Streiflicht aus einem Golferleben

16.8.2010 – Von Hans Behrendt. Vorangestellt sei die Bemerkung: Ich beklage mich nicht ernsthaft, obgleich ich als Legend im zweiten Jahr ziemlich häufig bei Wertungen usw. mehr oder weniger so zu sagen „durch die Roste falle“, da ich zumeist immer eine oder manchmal sogar zwei Divisionen höher spielen muss.

Seit rund 15 Jahren spiele ich nun schon Discgolf, und zwar mit noch immer wachsender Begeisterung und vor allem mit sehr viel Spaß und Freude. Für mich gilt der olympische Spruch: „Dabeisein ist alles“.

Nun, am heutigen Sonntag (15. August 2010) galt es, im Britzer Garten in Berlin Details (Abwurf- und Korbpositionen, Verlauf der OB-Zonen usw.) des Kurses für die Berlin-Open im September d. J. festzulegen. Interessierte Discgolfer waren vom Turnierdirektor Frank Neitzel eingeladen, mitzumachen bzw. schon mal den Open-Kurs ein wenig auszuprobieren.

Da ich an den Berlin-Open teilnehmen werde, war dieser Termin für mich Pflicht. Außer mir waren so exellente Golfer wie Stephen Defty, George Braun, Jan Bäss und last not least Frank Neitzel im Park.
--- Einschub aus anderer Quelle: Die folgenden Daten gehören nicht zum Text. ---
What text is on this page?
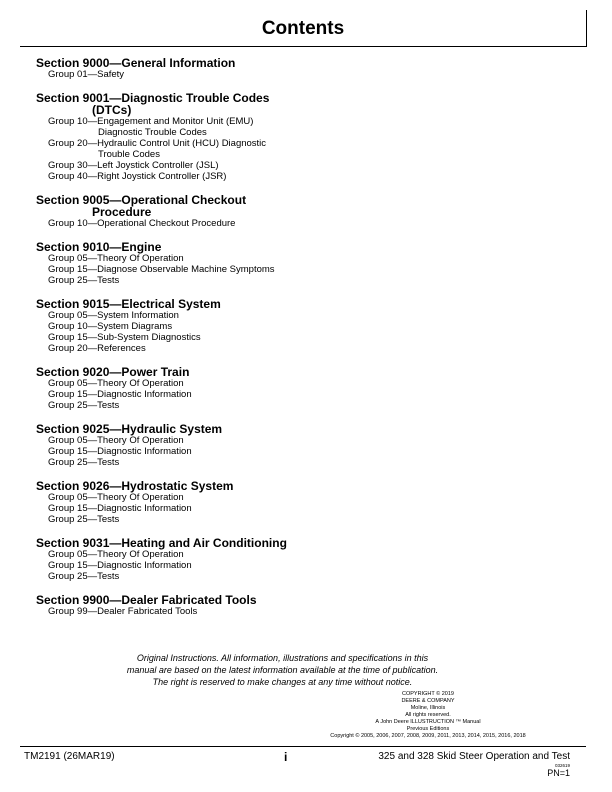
Contents
Section 9000—General Information
Group 01—Safety
Section 9001—Diagnostic Trouble Codes
(DTCs)
Group 10—Engagement and Monitor Unit (EMU)
Diagnostic Trouble Codes
Group 20—Hydraulic Control Unit (HCU) Diagnostic
Trouble Codes
Group 30—Left Joystick Controller (JSL)
Group 40—Right Joystick Controller (JSR)
Section 9005—Operational Checkout
Procedure
Group 10—Operational Checkout Procedure
Section 9010—Engine
Group 05—Theory Of Operation
Group 15—Diagnose Observable Machine Symptoms
Group 25—Tests
Section 9015—Electrical System
Group 05—System Information
Group 10—System Diagrams
Group 15—Sub-System Diagnostics
Group 20—References
Section 9020—Power Train
Group 05—Theory Of Operation
Group 15—Diagnostic Information
Group 25—Tests
Section 9025—Hydraulic System
Group 05—Theory Of Operation
Group 15—Diagnostic Information
Group 25—Tests
Section 9026—Hydrostatic System
Group 05—Theory Of Operation
Group 15—Diagnostic Information
Group 25—Tests
Section 9031—Heating and Air Conditioning
Group 05—Theory Of Operation
Group 15—Diagnostic Information
Group 25—Tests
Section 9900—Dealer Fabricated Tools
Group 99—Dealer Fabricated Tools
Original Instructions. All information, illustrations and specifications in this
manual are based on the latest information available at the time of publication.
The right is reserved to make changes at any time without notice.
COPYRIGHT © 2019
DEERE & COMPANY
Moline, Illinois
All rights reserved.
A John Deere ILLUSTRUCTION ™ Manual
Previous Editions
Copyright © 2005, 2006, 2007, 2008, 2009, 2011, 2013, 2014, 2015, 2016, 2018
TM2191 (26MAR19)	i	325 and 328 Skid Steer Operation and Test
032619
PN=1
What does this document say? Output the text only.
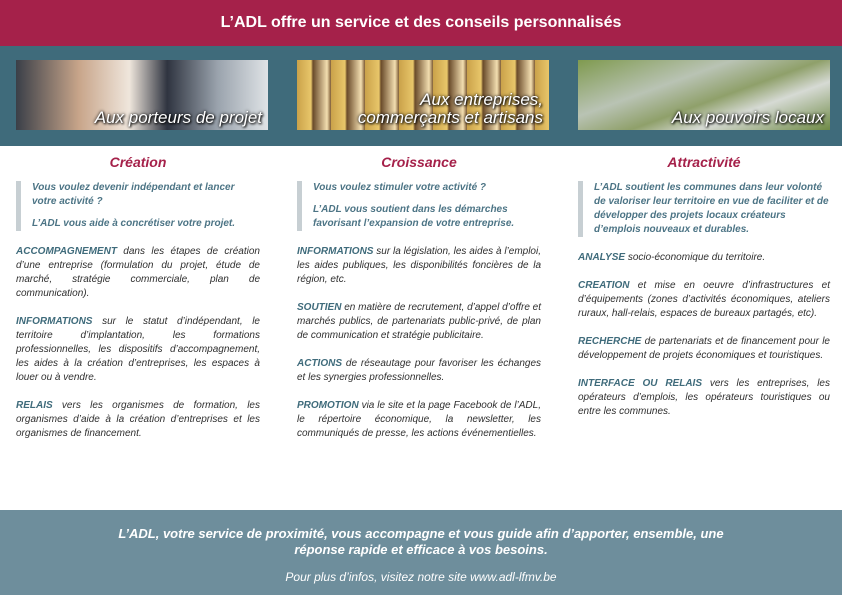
L’ADL offre un service et des conseils personnalisés
Aux porteurs de projet
Aux entreprises,
commerçants et artisans	Aux pouvoirs locaux
Création
Vous voulez devenir indépendant et lancer votre activité ?
L’ADL vous aide à concrétiser votre projet.
ACCOMPAGNEMENT dans les étapes de création d’une entreprise (formulation du projet, étude de marché, stratégie commerciale, plan de communication).
INFORMATIONS sur le statut d’indépendant, le territoire d’implantation, les formations professionnelles, les dispositifs d’accompagnement, les aides à la création d’entreprises, les espaces à louer ou à vendre.
RELAIS vers les organismes de formation, les organismes d’aide à la création d’entreprises et les organismes de financement.
Croissance
Vous voulez stimuler votre activité ?
L’ADL vous soutient dans les démarches favorisant l’expansion de votre entreprise.
INFORMATIONS sur la législation, les aides à l’emploi, les aides publiques, les disponibilités foncières de la région, etc.
SOUTIEN en matière de recrutement, d’appel d’offre et marchés publics, de partenariats public-privé, de plan de communication et stratégie publicitaire.
ACTIONS de réseautage pour favoriser les échanges et les synergies professionnelles.
PROMOTION via le site et la page Facebook de l’ADL, le répertoire économique, la newsletter, les communiqués de presse, les actions événementielles.
Attractivité
L’ADL soutient les communes dans leur volonté de valoriser leur territoire en vue de faciliter et de développer des projets locaux créateurs d’emplois nouveaux et durables.
ANALYSE socio-économique du territoire.
CREATION et mise en oeuvre d’infrastructures et d’équipements (zones d’activités économiques, ateliers ruraux, hall-relais, espaces de bureaux partagés, etc).
RECHERCHE de partenariats et de financement pour le développement de projets économiques et touristiques.
INTERFACE OU RELAIS vers les entreprises, les opérateurs d’emplois, les opérateurs touristiques ou entre les communes.
L’ADL, votre service de proximité, vous accompagne et vous guide afin d’apporter, ensemble, une réponse rapide et efficace à vos besoins.
Pour plus d’infos, visitez notre site www.adl-lfmv.be
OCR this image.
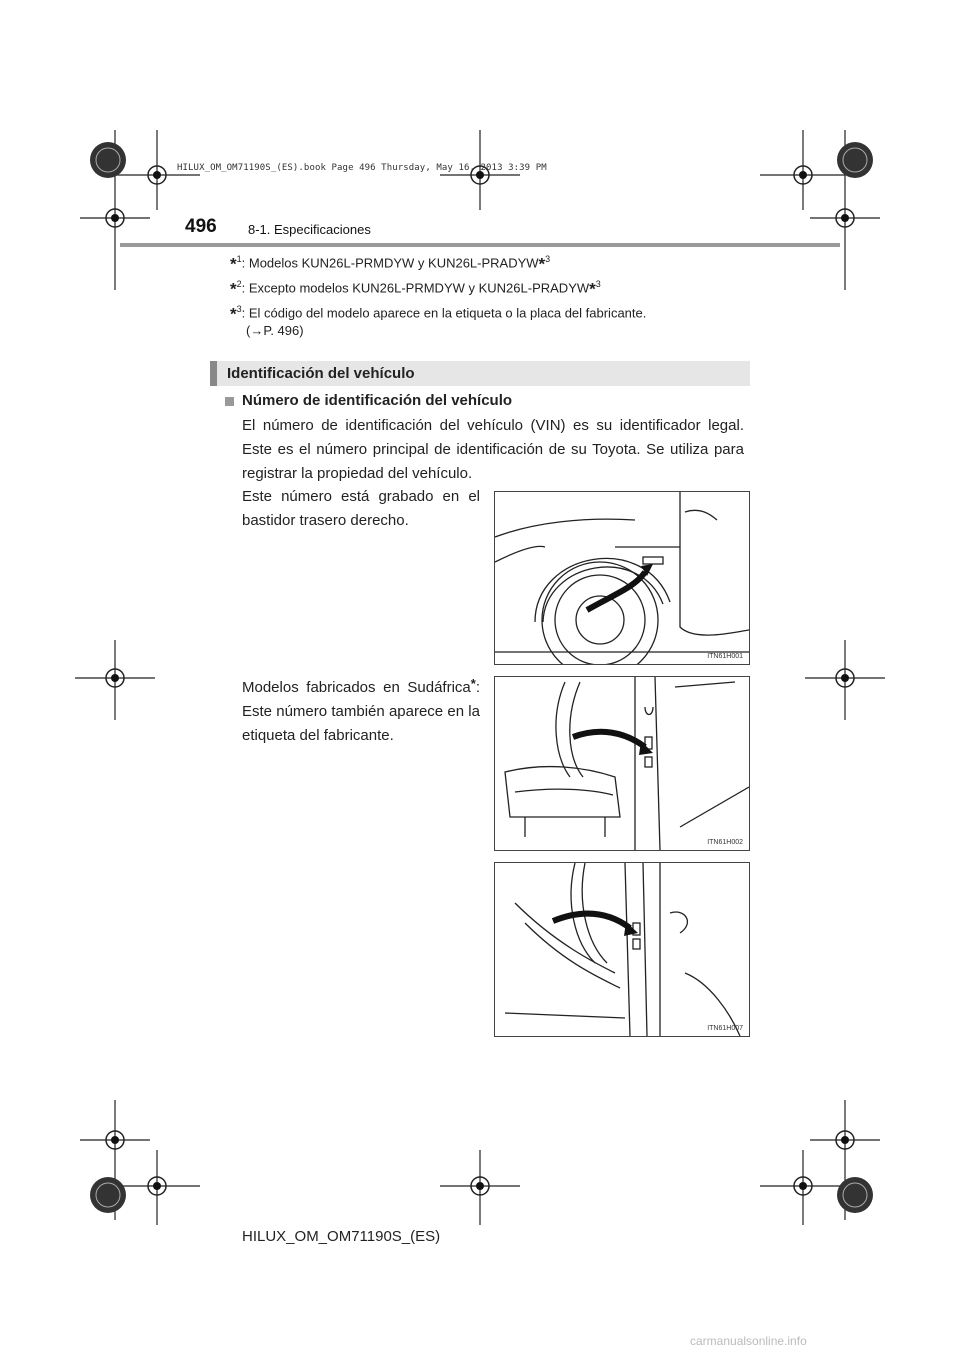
HILUX_OM_OM71190S_(ES).book Page 496 Thursday, May 16, 2013 3:39 PM
496 8-1. Especificaciones
*$^1$: Modelos KUN26L-PRMDYW y KUN26L-PRADYW*$^3$
*$^2$: Excepto modelos KUN26L-PRMDYW y KUN26L-PRADYW*$^3$
*$^3$: El código del modelo aparece en la etiqueta o la placa del fabricante.
(→P. 496)
Identificación del vehículo
Número de identificación del vehículo
El número de identificación del vehículo (VIN) es su identificador legal. Este es el número principal de identificación de su Toyota. Se utiliza para registrar la propiedad del vehículo.
Este número está grabado en el bastidor trasero derecho.
Modelos fabricados en Sudáfrica*: Este número también aparece en la etiqueta del fabricante.
ITN61H001
ITN61H002
ITN61H007
HILUX_OM_OM71190S_(ES)
carmanualsonline.info
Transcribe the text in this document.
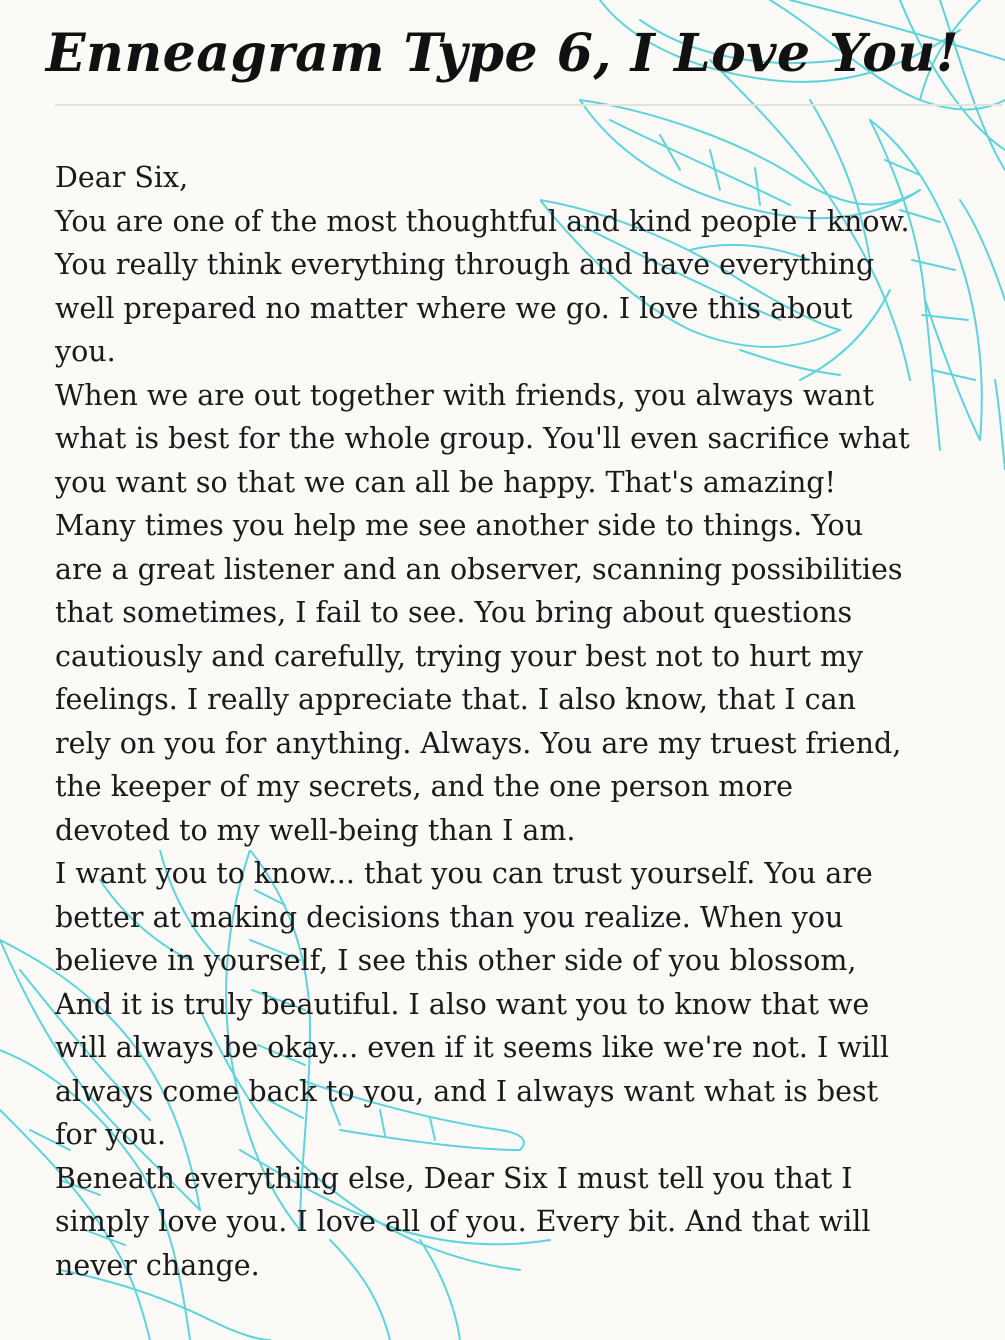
Enneagram Type 6, I Love You!

Dear Six,

You are one of the most thoughtful and kind people I know. You really think everything through and have everything well prepared no matter where we go. I love this about you.

When we are out together with friends, you always want what is best for the whole group. You'll even sacrifice what you want so that we can all be happy. That's amazing!

Many times you help me see another side to things. You are a great listener and an observer, scanning possibilities that sometimes, I fail to see. You bring about questions cautiously and carefully, trying your best not to hurt my feelings. I really appreciate that. I also know, that I can rely on you for anything. Always. You are my truest friend, the keeper of my secrets, and the one person more devoted to my well-being than I am.

I want you to know... that you can trust yourself. You are better at making decisions than you realize. When you believe in yourself, I see this other side of you blossom, And it is truly beautiful. I also want you to know that we will always be okay... even if it seems like we're not. I will always come back to you, and I always want what is best for you.

Beneath everything else, Dear Six I must tell you that I simply love you. I love all of you. Every bit. And that will never change.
Und wieder einmal mehr musste ich bei den Testwürfen feststellen, dass ich nicht etwa zu kurz warf, nein, die anderen warfen einfach viel zu weit. Ich bewege mich dann immer ein wenig an der Frustationsgrenze entlang, die ich aber auf Grund jahrelanger Handhabung relativ schnell überwinde und mich an den schönen Würfen der anderen erfreue. Und das ist auch gut so!

Jedenfalls freue ich mich schon wieder auf die nächste Gelegenheit, die Frisbees durch die Lüfte gleiten zu lassen.